NDN remains impressed by Brown's leadership in the face of these financial and economic crises and depressed by the Bush Administration's complete abdication of leadership. For more on NDN’s campaign to Keep People in Their Homes, click here.

Krugman Praises Brown, Questions Bush and Paulson

On the day it was announced that he had won the Nobel Prize for Economics, Paul Krugman joins NDN in singing the praise of Gordon Brown and in asking the question the public, the media and Congress must be asking - why did this White House get it so wrong?

At a special European summit meeting on Sunday, the major economies of continental Europe in effect declared themselves ready to follow Britain's lead, injecting hundreds of billions of dollars into banks while guaranteeing their debts. And whaddya know, Mr. Paulson - after arguably wasting several precious weeks - has also reversed course, and now plans to buy equity stakes rather than bad mortgage securities (although he still seems to be moving with painful slowness).

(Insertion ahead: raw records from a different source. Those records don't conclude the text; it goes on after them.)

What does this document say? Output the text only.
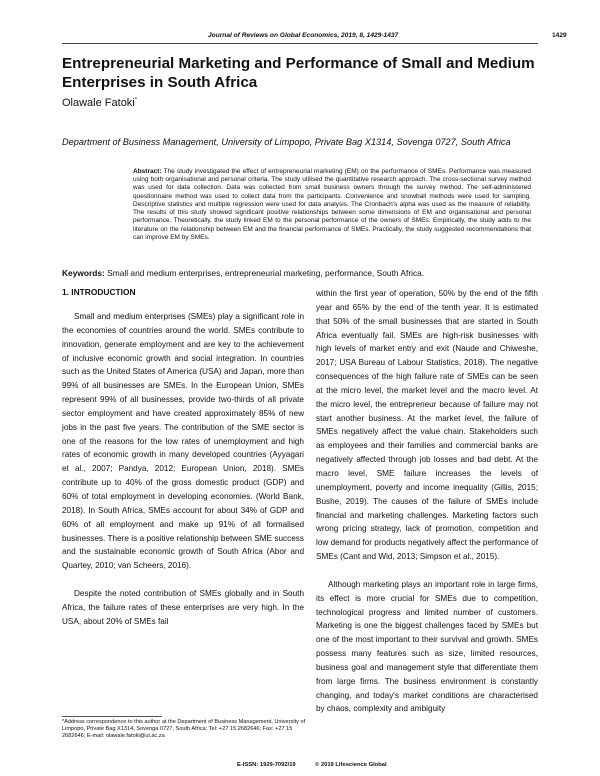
Journal of Reviews on Global Economics, 2019, 8, 1429-1437	1429
Entrepreneurial Marketing and Performance of Small and Medium Enterprises in South Africa
Olawale Fatoki*
Department of Business Management, University of Limpopo, Private Bag X1314, Sovenga 0727, South Africa
Abstract: The study investigated the effect of entrepreneurial marketing (EM) on the performance of SMEs. Performance was measured using both organisational and personal criteria. The study utilised the quantitative research approach. The cross-sectional survey method was used for data collection. Data was collected from small business owners through the survey method. The self-administered questionnaire method was used to collect data from the participants. Convenience and snowball methods were used for sampling. Descriptive statistics and multiple regression were used for data analysis. The Cronbach's alpha was used as the measure of reliability. The results of this study showed significant positive relationships between some dimensions of EM and organisational and personal performance. Theoretically, the study linked EM to the personal performance of the owners of SMEs. Empirically, the study adds to the literature on the relationship between EM and the financial performance of SMEs. Practically, the study suggested recommendations that can improve EM by SMEs.
Keywords: Small and medium enterprises, entrepreneurial marketing, performance, South Africa.
1. INTRODUCTION

Small and medium enterprises (SMEs) play a significant role in the economies of countries around the world. SMEs contribute to innovation, generate employment and are key to the achievement of inclusive economic growth and social integration. In countries such as the United States of America (USA) and Japan, more than 99% of all businesses are SMEs. In the European Union, SMEs represent 99% of all businesses, provide two-thirds of all private sector employment and have created approximately 85% of new jobs in the past five years. The contribution of the SME sector is one of the reasons for the low rates of unemployment and high rates of economic growth in many developed countries (Ayyagari et al., 2007; Pandya, 2012; European Union, 2018). SMEs contribute up to 40% of the gross domestic product (GDP) and 60% of total employment in developing economies. (World Bank, 2018). In South Africa, SMEs account for about 34% of GDP and 60% of all employment and make up 91% of all formalised businesses. There is a positive relationship between SME success and the sustainable economic growth of South Africa (Abor and Quartey, 2010; van Scheers, 2016).

Despite the noted contribution of SMEs globally and in South Africa, the failure rates of these enterprises are very high. In the USA, about 20% of SMEs fail

within the first year of operation, 50% by the end of the fifth year and 65% by the end of the tenth year. It is estimated that 50% of the small businesses that are started in South Africa eventually fail. SMEs are high-risk businesses with high levels of market entry and exit (Naude and Chiweshe, 2017; USA Bureau of Labour Statistics, 2018). The negative consequences of the high failure rate of SMEs can be seen at the micro level, the market level and the macro level. At the micro level, the entrepreneur because of failure may not start another business. At the market level, the failure of SMEs negatively affect the value chain. Stakeholders such as employees and their families and commercial banks are negatively affected through job losses and bad debt. At the macro level, SME failure increases the levels of unemployment, poverty and income inequality (Gillis, 2015; Bushe, 2019). The causes of the failure of SMEs include financial and marketing challenges. Marketing factors such wrong pricing strategy, lack of promotion, competition and low demand for products negatively affect the performance of SMEs (Cant and Wid, 2013; Simpson et al., 2015).

Although marketing plays an important role in large firms, its effect is more crucial for SMEs due to competition, technological progress and limited number of customers. Marketing is one the biggest challenges faced by SMEs but one of the most important to their survival and growth. SMEs possess many features such as size, limited resources, business goal and management style that differentiate them from large firms. The business environment is constantly changing, and today's market conditions are characterised by chaos, complexity and ambiguity

*Address correspondence to this author at the Department of Business Management, University of Limpopo, Private Bag X1314, Sovenga 0727, South Africa; Tel: +27 15 2682646; Fax: +27 15 2682646; E-mail: olawale.fatoki@ul.ac.za
E-ISSN: 1929-7092/19	© 2019 Lifescience Global
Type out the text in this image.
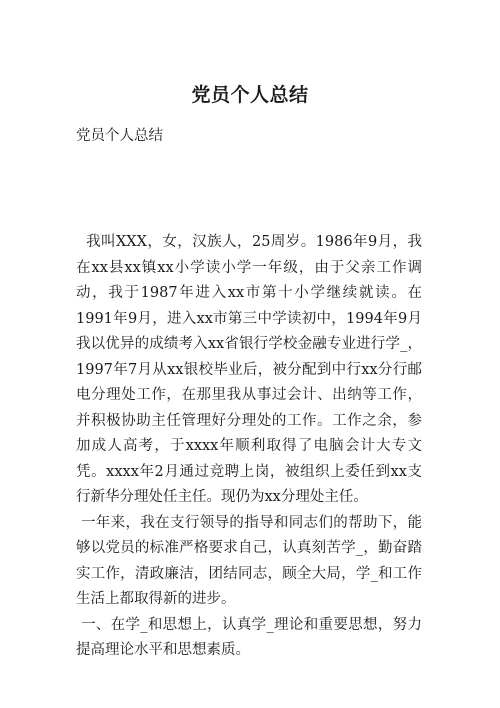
党员个人总结
党员个人总结

我叫XXX，女，汉族人，25周岁。1986年9月，我在xx县xx镇xx小学读小学一年级，由于父亲工作调动，我于1987年进入xx市第十小学继续就读。在1991年9月，进入xx市第三中学读初中，1994年9月我以优异的成绩考入xx省银行学校金融专业进行学_，1997年7月从xx银校毕业后，被分配到中行xx分行邮电分理处工作，在那里我从事过会计、出纳等工作，并积极协助主任管理好分理处的工作。工作之余，参加成人高考，于xxxx年顺利取得了电脑会计大专文凭。xxxx年2月通过竞聘上岗，被组织上委任到xx支行新华分理处任主任。现仍为xx分理处主任。

一年来，我在支行领导的指导和同志们的帮助下，能够以党员的标准严格要求自己，认真刻苦学_，勤奋踏实工作，清政廉洁，团结同志，顾全大局，学_和工作生活上都取得新的进步。

一、在学_和思想上，认真学_理论和重要思想，努力提高理论水平和思想素质。
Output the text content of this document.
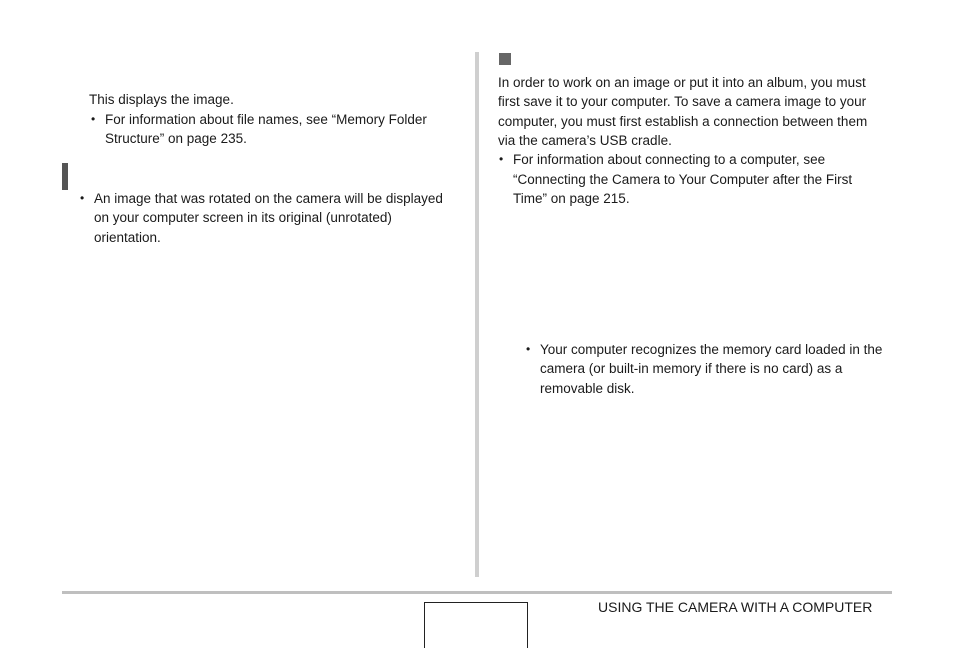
This displays the image.
• For information about file names, see “Memory Folder
Structure” on page 235.
• An image that was rotated on the camera will be displayed
on your computer screen in its original (unrotated)
orientation.
In order to work on an image or put it into an album, you must
first save it to your computer. To save a camera image to your
computer, you must first establish a connection between them
via the camera’s USB cradle.
• For information about connecting to a computer, see
“Connecting the Camera to Your Computer after the First
Time” on page 215.
• Your computer recognizes the memory card loaded in the
camera (or built-in memory if there is no card) as a
removable disk.
USING THE CAMERA WITH A COMPUTER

As I said, we still don't know whether these moves will work. But policy is, finally, being driven by a clear view of what needs to be done. Which raises the question, why did that clear view have to come from London rather than Washington?

It's hard to avoid the sense that Mr. Paulson's initial response was distorted by ideology. Remember, he works for an administration whose philosophy of government can be summed up as "private good, public bad," which must have made it hard to face up to the need for partial government ownership of the financial sector.

I also wonder how much the Femafication of government under President Bush contributed to Mr. Paulson's fumble. All across the executive branch, knowledgeable professionals have been driven out; there may not have been anyone left at Treasury with the stature and background to tell Mr. Paulson that he wasn't making sense.

Luckily for the world economy, however, Gordon Brown and his officials are making sense. And they may have shown us the way through this crisis.

 

Gordon Brown Steps Up To the Plate

The major Western nations are on the verge of adopting a strategy to deal with the financial crisis pioneered by Gordon Brown earlier this week.  The FT has an interesting piece today that reflects on what this means for the previously struggling British Prime Minister.

As he has over the last few weeks Joe Nocera does a great job putting these extraordinary events in perspective.  And yet another story warns of the possible devasting impact of credit default swaps, a subject that needs immediate attention from Washington's policymakers.